To overcome this, Gallant and his team constructed a two-stage model. The first stage modelled the behaviour of thousands of individual motion-energy sensors in the brain as they respond to the shapes, edges and motion of objects in film trailers. This provided the fine-grained, dynamic neural world-to-brain mapping that is not available from fMRI. They then fed this information into a second model that describes how neural behaviour impacts on hemodynamics, which can be read by the fMRI. This model was then used to build dictionaries that translated shapes, edges and motion in any YouTube video into fMRI data. And so, by reverse engineering the model, it was possible to watch a reconstructed image of what the subject was watching by taking a feed directly from the brain.
Recently PLoS (a non-profit scientific publisher) published a paper by UC Berkeley based neuroscientists who have successfully reconstructed continuous auditory representations of words from measured neural signals. They measured the action potential across the surface of the auditory cortex of 15 subjects as they listened to individual words being spoken. It is important to note that the subjects had all undergone invasive surgery as treatment for epilepsy, which meant researchers were able to directly gather electrical data describing the activity of neurons, instead of inferring it using the usual technique of fMRI.

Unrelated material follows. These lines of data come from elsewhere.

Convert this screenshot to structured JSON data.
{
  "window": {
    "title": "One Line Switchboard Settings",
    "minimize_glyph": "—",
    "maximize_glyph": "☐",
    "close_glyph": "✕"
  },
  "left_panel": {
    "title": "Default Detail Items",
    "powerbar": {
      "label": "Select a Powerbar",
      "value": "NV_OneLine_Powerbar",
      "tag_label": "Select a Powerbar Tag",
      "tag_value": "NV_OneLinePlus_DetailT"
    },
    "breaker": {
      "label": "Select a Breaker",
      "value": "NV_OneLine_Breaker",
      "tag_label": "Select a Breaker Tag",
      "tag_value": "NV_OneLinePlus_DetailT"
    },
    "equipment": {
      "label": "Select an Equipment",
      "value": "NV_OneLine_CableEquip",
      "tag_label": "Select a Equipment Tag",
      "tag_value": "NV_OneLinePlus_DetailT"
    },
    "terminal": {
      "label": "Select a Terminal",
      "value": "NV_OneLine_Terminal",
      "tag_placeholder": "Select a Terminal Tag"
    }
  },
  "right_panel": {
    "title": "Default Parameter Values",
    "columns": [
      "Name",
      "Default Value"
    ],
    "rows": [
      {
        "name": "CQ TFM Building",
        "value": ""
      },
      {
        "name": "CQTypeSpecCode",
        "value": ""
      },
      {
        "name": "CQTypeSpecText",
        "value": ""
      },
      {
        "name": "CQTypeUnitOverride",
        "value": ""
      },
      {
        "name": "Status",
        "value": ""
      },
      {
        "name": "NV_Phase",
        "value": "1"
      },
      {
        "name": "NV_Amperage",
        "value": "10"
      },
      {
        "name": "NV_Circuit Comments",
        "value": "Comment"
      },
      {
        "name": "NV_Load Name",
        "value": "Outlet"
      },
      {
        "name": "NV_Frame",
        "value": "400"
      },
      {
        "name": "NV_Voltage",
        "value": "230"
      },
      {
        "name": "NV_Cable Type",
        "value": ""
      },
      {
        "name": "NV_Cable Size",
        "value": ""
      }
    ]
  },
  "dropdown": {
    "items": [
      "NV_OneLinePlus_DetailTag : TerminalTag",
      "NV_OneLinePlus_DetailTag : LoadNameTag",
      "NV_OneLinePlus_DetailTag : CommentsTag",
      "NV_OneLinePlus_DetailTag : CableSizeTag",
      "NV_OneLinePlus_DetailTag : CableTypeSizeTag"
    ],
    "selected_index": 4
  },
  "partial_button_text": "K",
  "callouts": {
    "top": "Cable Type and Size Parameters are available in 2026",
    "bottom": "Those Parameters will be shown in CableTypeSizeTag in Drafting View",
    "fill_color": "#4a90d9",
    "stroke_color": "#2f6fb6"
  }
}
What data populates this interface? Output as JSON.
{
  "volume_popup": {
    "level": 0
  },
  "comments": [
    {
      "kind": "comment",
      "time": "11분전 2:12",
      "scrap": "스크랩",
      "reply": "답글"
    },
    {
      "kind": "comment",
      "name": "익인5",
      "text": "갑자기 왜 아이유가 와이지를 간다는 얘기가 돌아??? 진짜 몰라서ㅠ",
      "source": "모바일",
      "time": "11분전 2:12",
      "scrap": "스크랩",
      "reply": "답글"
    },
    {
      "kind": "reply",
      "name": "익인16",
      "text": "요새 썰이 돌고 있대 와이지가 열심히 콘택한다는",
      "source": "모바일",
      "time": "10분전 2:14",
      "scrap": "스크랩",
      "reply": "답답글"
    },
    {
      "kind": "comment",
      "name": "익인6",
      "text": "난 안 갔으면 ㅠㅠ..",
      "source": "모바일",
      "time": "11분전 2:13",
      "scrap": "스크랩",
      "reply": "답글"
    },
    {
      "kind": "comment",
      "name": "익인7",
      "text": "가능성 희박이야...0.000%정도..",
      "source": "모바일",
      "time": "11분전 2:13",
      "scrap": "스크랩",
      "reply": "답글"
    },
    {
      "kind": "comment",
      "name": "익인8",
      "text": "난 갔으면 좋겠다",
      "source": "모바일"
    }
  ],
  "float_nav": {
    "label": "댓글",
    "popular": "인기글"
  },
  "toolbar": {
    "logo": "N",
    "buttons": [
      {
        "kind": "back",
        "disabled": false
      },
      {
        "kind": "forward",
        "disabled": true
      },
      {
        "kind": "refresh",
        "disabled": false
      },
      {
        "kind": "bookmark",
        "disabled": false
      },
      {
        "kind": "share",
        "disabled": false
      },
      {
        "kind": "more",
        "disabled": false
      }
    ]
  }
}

This neural information was then applied to a model, the output of which was a spectrogram. This spectrogram was in turn fed to a spectrograph, an instrument that generates visual representations of sound waves and are used for example by cetologists to analyze whale calls. They have also been reversed engineered by composers like Aphex Twin to turn images (in his case a self-portrait) into music. Once the apparatus was properly calibrated, these spectrograms were accurate enough that a computer could read them and the resulting sound would be recognisable as the word originally heard by the subject.

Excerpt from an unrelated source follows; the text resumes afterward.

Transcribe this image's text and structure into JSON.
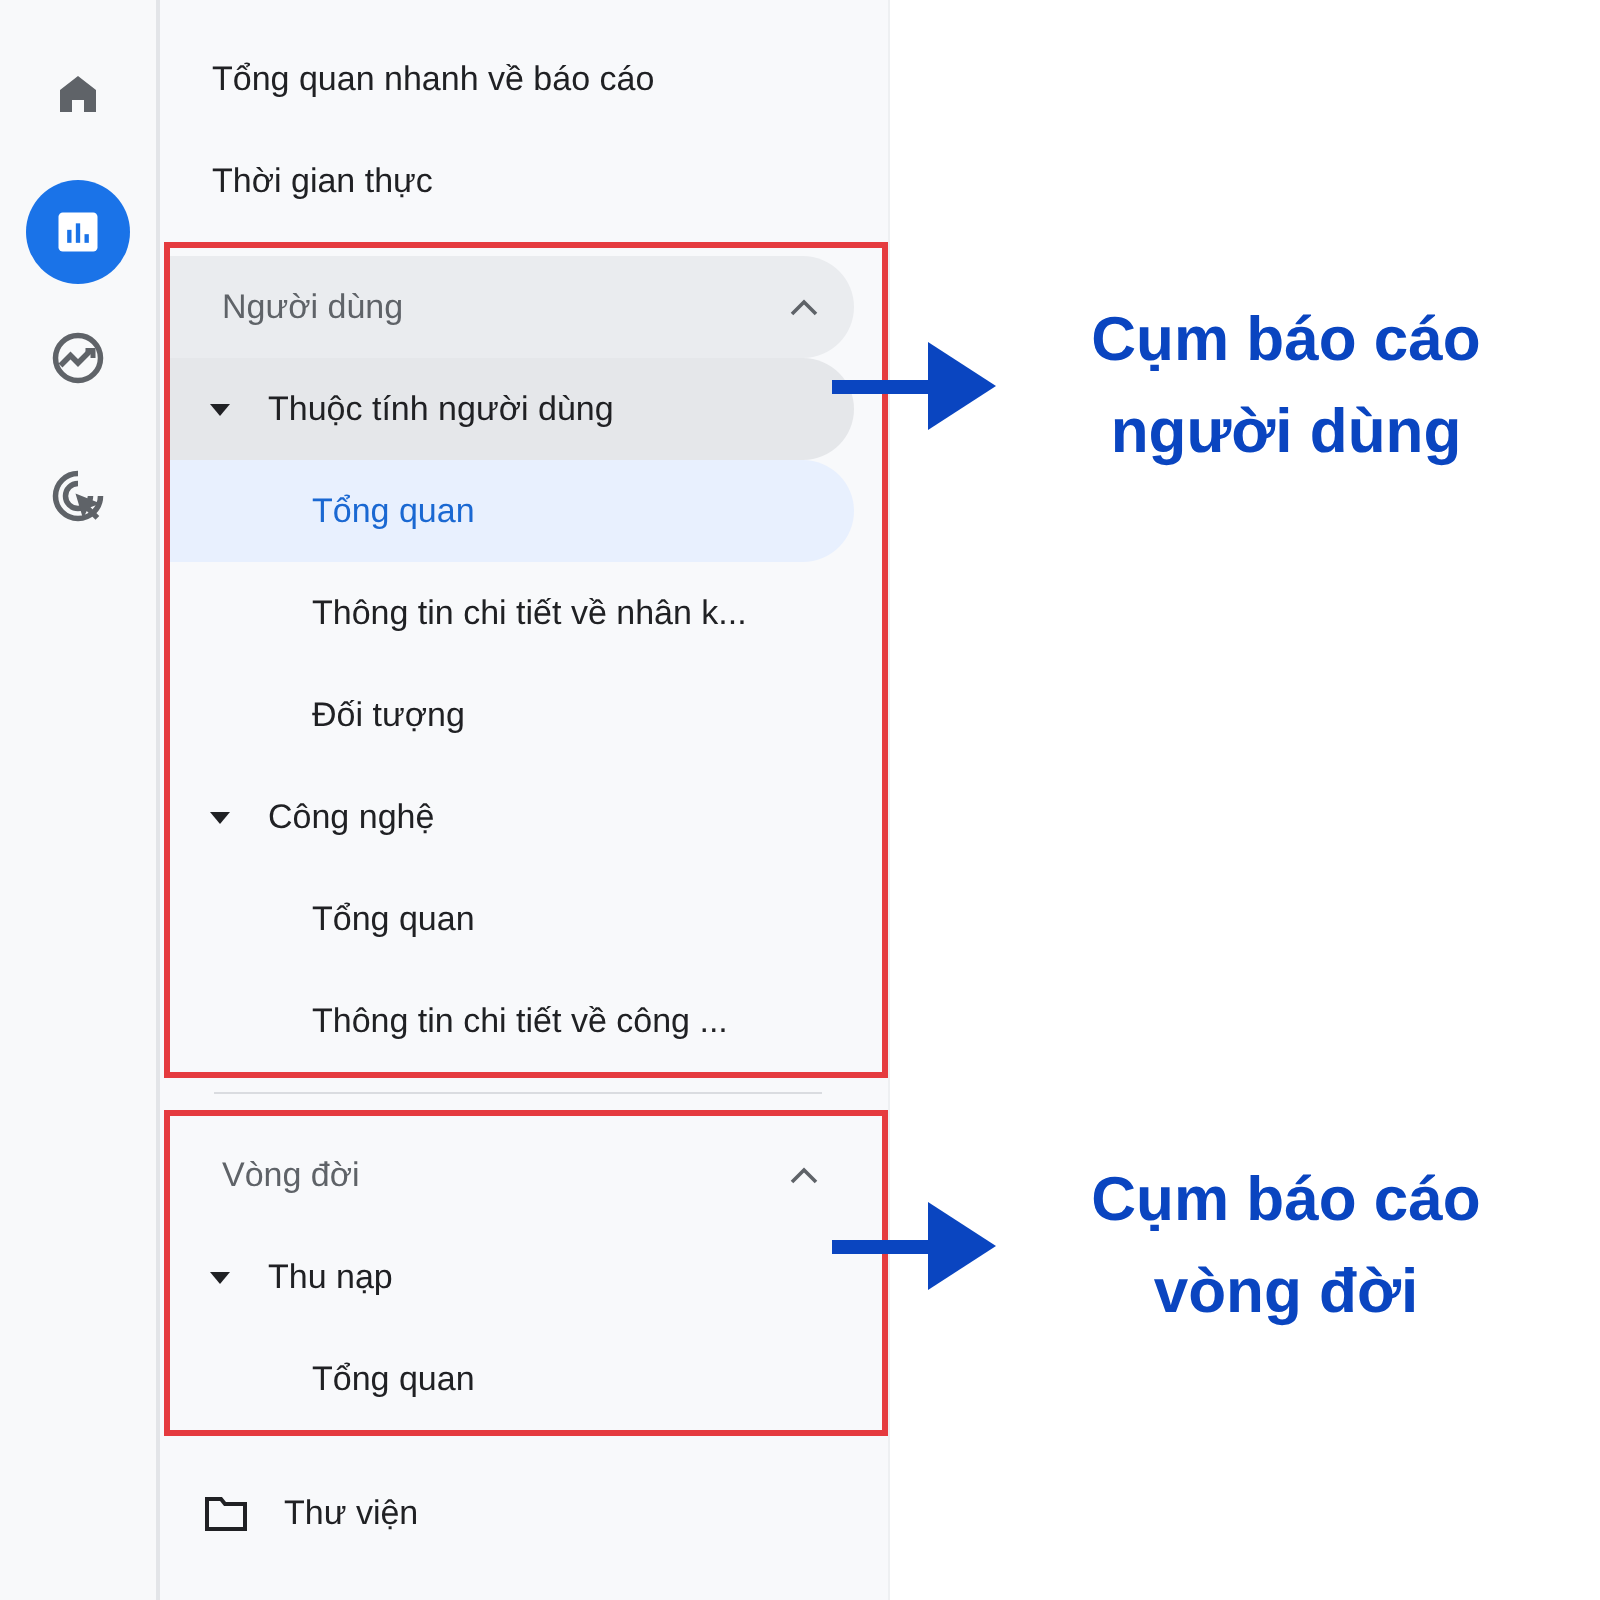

The two above mentioned experiments gave us a new understanding of the functioning of the brain, allowing us to recreate dynamic perceptions, and the fun part is thinking about the possible applications of this kind of technology. The first thing that jumps to mind is being able to plug ourselves into a programme that reproduces our visual thoughts and dreams on a screen. We could wake up in the morning and watch the dream we just had either for entertainment or to learn about something about ourselves. There are other, less fanciful applications. For example, this kind of technology could be applied to people with locked in syndrome, or those in a vegetative state, in order to assess their brain activity and, where possible, assist them in communicating. It could also be used in brain-machine interfaces, which allow users to control machinery – everything from prosthetic limbs to music composition software – with their brain. All these applications are for the good and in general with cognitive science, there isn’t much bad that can come of it. No atom bombs, no anthrax, nothing like that. So far.